The above factor was important when mech mods were predominant, but as I mentioned in the previous post, with VV/VWs that have power to spare, this is far less important. Within quite a large range of user's wattages, we can have our cake, and eat it too. We can have *more* heat flux, and *more* surface area, instead of choosing one over the other, as long as our wick can keep up.
If one likes a really hot vape with 1000 MJ/K heat flux, you can choose to do it with either 4 wraps of 28 gauge wire to build a .5 Ohm coil at 28.5 Watts, OR you could build a 14 wrap 28 gauge wire at 1.5 Ohms at 85 watts. Given the two, and assuming a very large supply of e-Juice and a wick that can keep up, which is going to produce more vapor? The 1.5 Ohm coil of course, because not only do we have equal amount of heat *transfer* (1000MJ/K), but we also have over 3 times the surface area (for instance 3mm vs 1mm).
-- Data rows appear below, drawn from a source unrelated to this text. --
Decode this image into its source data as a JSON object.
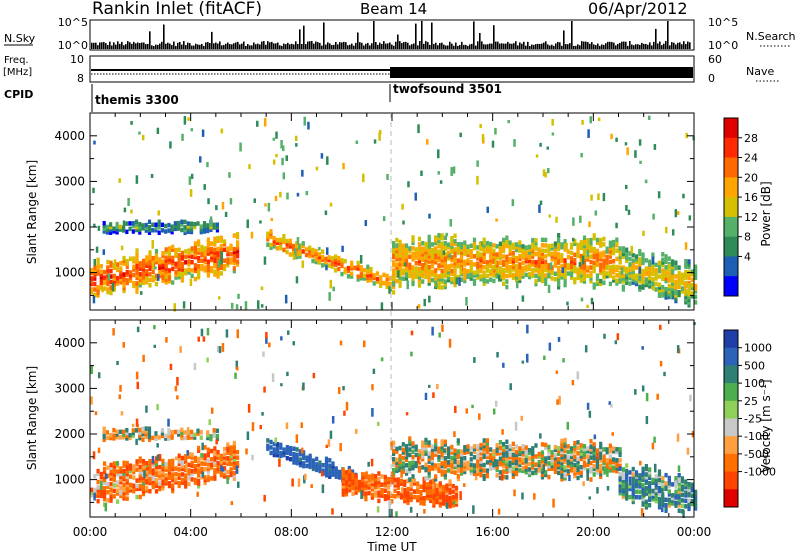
{
  "header": {
    "title": "Rankin Inlet (fitACF)",
    "beam": "Beam 14",
    "date": "06/Apr/2012"
  },
  "top_panels": {
    "nsky_label": "N.Sky",
    "nsky_ticks": [
      "10^5",
      "10^0"
    ],
    "nsearch_label": "N.Search",
    "nsearch_ticks": [
      "10^5",
      "10^0"
    ],
    "freq_label_1": "Freq.",
    "freq_label_2": "[MHz]",
    "freq_ticks": [
      "10",
      "8"
    ],
    "nave_label": "Nave",
    "nave_ticks": [
      "60",
      "0"
    ],
    "cpid_label": "CPID",
    "cpid_modes": [
      {
        "name": "themis 3300",
        "start_hour": 0
      },
      {
        "name": "twofsound 3501",
        "start_hour": 12
      }
    ]
  },
  "x_axis": {
    "label": "Time UT",
    "range_hours": [
      0,
      24
    ],
    "ticks": [
      "00:00",
      "04:00",
      "08:00",
      "12:00",
      "16:00",
      "20:00",
      "00:00"
    ]
  },
  "chart_data": [
    {
      "type": "heatmap",
      "name": "power",
      "ylabel": "Slant Range [km]",
      "ylim": [
        180,
        4500
      ],
      "yticks": [
        1000,
        2000,
        3000,
        4000
      ],
      "xlim": [
        0,
        24
      ],
      "colorbar": {
        "label": "Power [dB]",
        "ticks": [
          "28",
          "24",
          "20",
          "16",
          "12",
          "8",
          "4"
        ],
        "range": [
          0,
          30
        ],
        "colors": [
          "#0000ff",
          "#1e5fb4",
          "#2e8b57",
          "#55b06a",
          "#d4c000",
          "#ffa500",
          "#ff6a00",
          "#ff2a00",
          "#e00000"
        ]
      },
      "features": [
        {
          "t_start": 0.0,
          "t_end": 5.8,
          "range_center_start": 900,
          "range_center_end": 1500,
          "range_width": 700,
          "power": 26
        },
        {
          "t_start": 0.5,
          "t_end": 5.0,
          "range_center_start": 2050,
          "range_center_end": 2050,
          "range_width": 200,
          "power": 12
        },
        {
          "t_start": 7.0,
          "t_end": 12.0,
          "range_center_start": 1800,
          "range_center_end": 800,
          "range_width": 300,
          "power": 24
        },
        {
          "t_start": 12.0,
          "t_end": 21.0,
          "range_center_start": 1300,
          "range_center_end": 1300,
          "range_width": 900,
          "power": 22
        },
        {
          "t_start": 21.0,
          "t_end": 24.0,
          "range_center_start": 1200,
          "range_center_end": 800,
          "range_width": 800,
          "power": 18
        }
      ]
    },
    {
      "type": "heatmap",
      "name": "velocity",
      "ylabel": "Slant Range [km]",
      "ylim": [
        180,
        4500
      ],
      "yticks": [
        1000,
        2000,
        3000,
        4000
      ],
      "xlim": [
        0,
        24
      ],
      "colorbar": {
        "label": "Velocity [m s⁻¹]",
        "ticks": [
          "1000",
          "500",
          "100",
          "25",
          "-25",
          "-100",
          "-500",
          "-1000"
        ],
        "colors": [
          "#1f3ea8",
          "#2a63b8",
          "#2f7f75",
          "#4cae4c",
          "#8fd05a",
          "#c8c8c8",
          "#ffa040",
          "#ff7000",
          "#ff4400",
          "#e00000"
        ]
      },
      "features": [
        {
          "t_start": 0.0,
          "t_end": 5.8,
          "range_center_start": 900,
          "range_center_end": 1500,
          "range_width": 700,
          "velocity": -200
        },
        {
          "t_start": 0.5,
          "t_end": 5.0,
          "range_center_start": 2050,
          "range_center_end": 2050,
          "range_width": 200,
          "velocity": 0
        },
        {
          "t_start": 7.0,
          "t_end": 10.5,
          "range_center_start": 1800,
          "range_center_end": 1100,
          "range_width": 300,
          "velocity": 500
        },
        {
          "t_start": 10.0,
          "t_end": 14.5,
          "range_center_start": 1000,
          "range_center_end": 700,
          "range_width": 500,
          "velocity": -300
        },
        {
          "t_start": 12.0,
          "t_end": 21.0,
          "range_center_start": 1500,
          "range_center_end": 1500,
          "range_width": 700,
          "velocity": 0
        },
        {
          "t_start": 21.0,
          "t_end": 24.0,
          "range_center_start": 1000,
          "range_center_end": 700,
          "range_width": 700,
          "velocity": 200
        }
      ]
    }
  ]
}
As long as you have the wattage to push to it, for a given gauge of wire and a given target of heat flux, a higher Ohm coil with more wattage would be superior to a lower Ohm coil with less wattage. That is of course also assuming your device can provide the juice to your coil in high enough volume.
If you are at a specific wattage, but are not getting a personally adequate amount of heat flux (for your vape temperature), but you have room for a larger coil, then it's time to get a higher wattage Mod
That's my far longer explanation to my curiosity mentioned above.